Free HEIC to PNG Converter

Turn iPhone HEIC photos into lossless PNG, pixel-for-pixel. Decoding happens in your browser, so the photo never leaves your device.

No uploadLossless PNGUnlimited
Convert to

Drop HEIC or HEIF files here, or click to choose

Up to 20 files · 40 MB each · .heic and .heif

How it works

1. Drop the HEIC files

Drag or click to pick. Up to 20 HEIC or HEIF photos at a time, straight from the iPhone Photos app or AirDrop.

2. Output is PNG by default

PNG is lossless, so the conversion is pixel-for-pixel. Switch to JPG or WebP if file size matters more than fidelity.

3. Save the PNG files

Download one by one or grab the whole batch.
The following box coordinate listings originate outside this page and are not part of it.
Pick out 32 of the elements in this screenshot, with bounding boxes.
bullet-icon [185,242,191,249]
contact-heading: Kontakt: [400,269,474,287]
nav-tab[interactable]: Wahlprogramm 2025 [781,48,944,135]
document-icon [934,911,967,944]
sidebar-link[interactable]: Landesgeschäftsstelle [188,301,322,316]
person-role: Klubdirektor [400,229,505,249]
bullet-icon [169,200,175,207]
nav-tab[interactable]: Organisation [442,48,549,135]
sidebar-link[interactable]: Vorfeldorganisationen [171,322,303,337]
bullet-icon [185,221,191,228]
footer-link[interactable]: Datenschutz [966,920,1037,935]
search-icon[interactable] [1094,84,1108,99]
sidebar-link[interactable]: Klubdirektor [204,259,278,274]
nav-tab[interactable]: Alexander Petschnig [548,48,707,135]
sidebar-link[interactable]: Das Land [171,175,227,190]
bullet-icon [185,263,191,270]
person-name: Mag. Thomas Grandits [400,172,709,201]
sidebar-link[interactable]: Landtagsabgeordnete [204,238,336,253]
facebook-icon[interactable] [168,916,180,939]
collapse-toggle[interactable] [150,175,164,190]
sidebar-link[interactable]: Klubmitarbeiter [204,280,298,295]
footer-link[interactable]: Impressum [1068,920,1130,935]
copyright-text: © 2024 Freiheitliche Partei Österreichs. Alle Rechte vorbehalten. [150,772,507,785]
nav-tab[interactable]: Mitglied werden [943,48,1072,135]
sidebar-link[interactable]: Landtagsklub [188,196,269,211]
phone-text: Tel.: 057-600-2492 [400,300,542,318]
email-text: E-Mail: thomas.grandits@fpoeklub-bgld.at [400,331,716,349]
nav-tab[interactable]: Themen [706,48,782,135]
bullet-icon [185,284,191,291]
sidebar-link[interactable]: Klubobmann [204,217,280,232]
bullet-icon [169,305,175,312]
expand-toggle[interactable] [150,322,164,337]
The original HEIC files stay on your device.

When to Pick PNG Over JPG

PNG is the right pick when you need a lossless copy of the HEIC file. The HEIC original is already lossy, so the PNG is not “lossless versus the camera”; it is “lossless versus the HEIC”. The point is that no further generational loss creeps in when you edit, re-save, or hand the file off to a print workflow.

The cost is size. A typical twelve-megapixel iPhone photo runs about 2 to 3 MB as HEIC and balloons to 15 to 25 MB as PNG. If you are emailing the photo or uploading it to a form with a size limit, JPG is the better choice. If you are editing in Photoshop, doing colour grading, or sending to print, PNG is worth the size.

How HEIC to PNG Conversion Works

The HEIC container holds an HEVC-encoded image. The tool decodes it with libheif in WebAssembly, draws the pixels into a canvas inside your browser, and re-encodes the canvas as PNG. PNG encoding is lossless by definition, so the output is a perfect copy of the decoded HEIC pixels. There is no upload step and no server-side processing.

Transparency does not normally apply here; HEIC photos from the iPhone camera are opaque. If the HEIC happens to be a screenshot or graphic with transparency, PNG carries it through to the output untouched.

Need a smaller file instead of a perfect one? Use the HEIC to JPG converter. If you already have the JPG and want to shrink it more, the image compressor is the next stop. To switch between JPG, PNG, and WebP later, the image converter handles all three.

Frequently asked questions

Is the PNG output actually lossless?+

Yes, the PNG encoding step is lossless. The HEIC source itself was already lossy when the iPhone saved it, so the PNG is a lossless copy of those pixels, not of the original sensor data.

How big will my PNG file be?+

Typical iPhone photos go from about 2 to 3 MB as HEIC to roughly 15 to 25 MB as PNG. Larger photos and higher-resolution captures will be proportionally bigger.

Are my photos uploaded?+

No. Decoding and re-encoding both happen in your browser using libheif WebAssembly and the canvas API. The HEIC file never leaves your device.

Why pick PNG over JPG?+

Pick PNG when you plan to edit the photo, hand it to a print workflow, or want to avoid any further generational quality loss. JPG is better when you care about file size and the photo is going somewhere that does not edit it again.

Does this work for HEIF files too?+

Yes. HEIF is the underlying spec; HEIC is Apple’s container around it. Both extensions are accepted.

What about transparency?+

iPhone camera photos are opaque, so there is no transparency to preserve. If the HEIC happens to be a screenshot or a graphic with transparency, PNG keeps it.

Limits?+

Up to 20 files per batch, 40 MB per HEIC file. These limits keep the browser responsive.